You can name one or more individuals as beneficiaries. Although not every institution requires all of this information, you should have available the beneficiary's name, address, relationship, date of birth, and social security number. If applicable, you should designate the percentage of the account allotted to each beneficiary. If you are married and the beneficiary is not a spouse, spousal consent may be required.
You can also name a specific charity, school, or other entity as beneficiary. Bring the entity's name, address, and tax identification number.
Brokerage TOD beneficiary forms are often notarized by notaries available on site. Bank POD beneficiary forms are not usually notarized.
Some forms may allow you to name alternate beneficiaries in case one dies. If not, be sure and review your beneficiary designations periodically, especially if one has predeceased you. You can also change, add, or remove beneficiaries.
Several banks told me that if you name multiple POD beneficiaries, you should name "Beneficiary A AND Beneficiary B," rather than "Beneficiary A OR Beneficiary B." The "AND" designation means that both beneficiaries must appear to release the funds. The "OR" designation would allow all the funds to be released to the first beneficiary to appear. Another option would be to create separate CDs for each beneficiary and name only one beneficiary per CD.
The institution will keep the original beneficiary designation form on site. You might request a copy for your records.
Once the owner of the account dies, the procedure to claim the account seems fairly standard. The named beneficiary (or beneficiaries) goes to the institution with the account owner's original death certificate and proof of the beneficiary's identification, such as a driver's license. If the account has two or more owners and both have died, the beneficiary should bring original death certificates for both owners.
The brokerage firms may also require the TOD beneficiary to fill out a notarized affidavit of domicile and a transfer on death affidavit. Banks do not require these documents.

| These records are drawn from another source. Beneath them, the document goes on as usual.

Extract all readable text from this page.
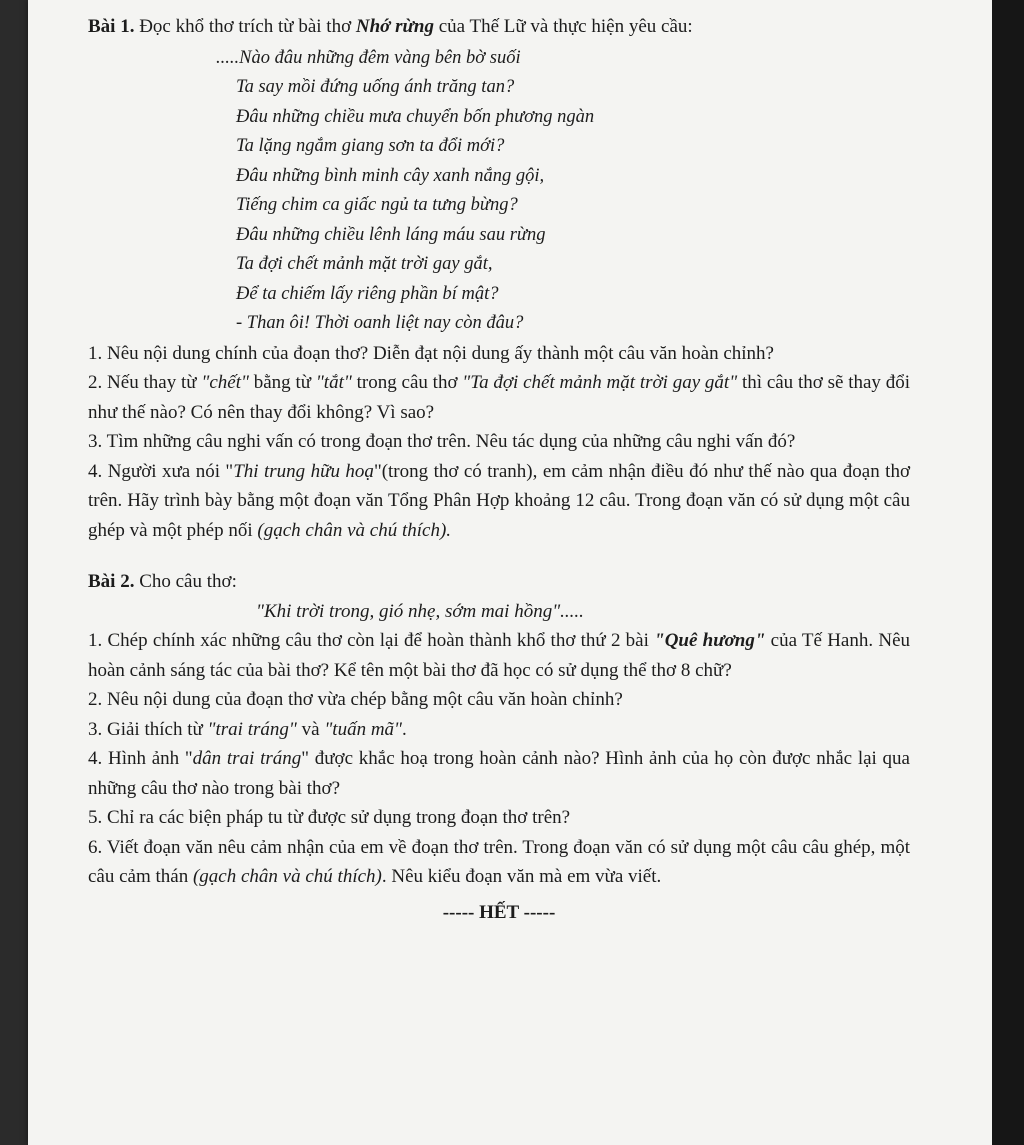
Bài 1. Đọc khổ thơ trích từ bài thơ Nhớ rừng của Thế Lữ và thực hiện yêu cầu:

.....Nào đâu những đêm vàng bên bờ suối
Ta say mồi đứng uống ánh trăng tan?
Đâu những chiều mưa chuyển bốn phương ngàn
Ta lặng ngắm giang sơn ta đổi mới?
Đâu những bình minh cây xanh nắng gội,
Tiếng chim ca giấc ngủ ta tưng bừng?
Đâu những chiều lênh láng máu sau rừng
Ta đợi chết mảnh mặt trời gay gắt,
Để ta chiếm lấy riêng phần bí mật?
- Than ôi! Thời oanh liệt nay còn đâu?

1. Nêu nội dung chính của đoạn thơ? Diễn đạt nội dung ấy thành một câu văn hoàn chỉnh?

2. Nếu thay từ "chết" bằng từ "tắt" trong câu thơ "Ta đợi chết mảnh mặt trời gay gắt" thì câu thơ sẽ thay đổi như thế nào? Có nên thay đổi không? Vì sao?

3. Tìm những câu nghi vấn có trong đoạn thơ trên. Nêu tác dụng của những câu nghi vấn đó?

4. Người xưa nói "Thi trung hữu hoạ"(trong thơ có tranh), em cảm nhận điều đó như thế nào qua đoạn thơ trên. Hãy trình bày bằng một đoạn văn Tổng Phân Hợp khoảng 12 câu. Trong đoạn văn có sử dụng một câu ghép và một phép nối (gạch chân và chú thích).

Bài 2. Cho câu thơ:

"Khi trời trong, gió nhẹ, sớm mai hồng".....

1. Chép chính xác những câu thơ còn lại để hoàn thành khổ thơ thứ 2 bài "Quê hương" của Tế Hanh. Nêu hoàn cảnh sáng tác của bài thơ? Kể tên một bài thơ đã học có sử dụng thể thơ 8 chữ?

2. Nêu nội dung của đoạn thơ vừa chép bằng một câu văn hoàn chỉnh?

3. Giải thích từ "trai tráng" và "tuấn mã".

4. Hình ảnh "dân trai tráng" được khắc hoạ trong hoàn cảnh nào? Hình ảnh của họ còn được nhắc lại qua những câu thơ nào trong bài thơ?

5. Chỉ ra các biện pháp tu từ được sử dụng trong đoạn thơ trên?

6. Viết đoạn văn nêu cảm nhận của em về đoạn thơ trên. Trong đoạn văn có sử dụng một câu câu ghép, một câu cảm thán (gạch chân và chú thích). Nêu kiểu đoạn văn mà em vừa viết.

----- HẾT -----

Once these documents are presented, the institution should release the funds. The bank should give the beneficiary a cashier's check. Early withdrawal penalties for CDs are waived when the owner dies. Even if the CD is not yet "due," it should be released without any penalty.
The brokerage firm might open an account in the beneficiary's name or transfer the beneficiary's share of account assets to the beneficiary's pre-existing account with another brokerage.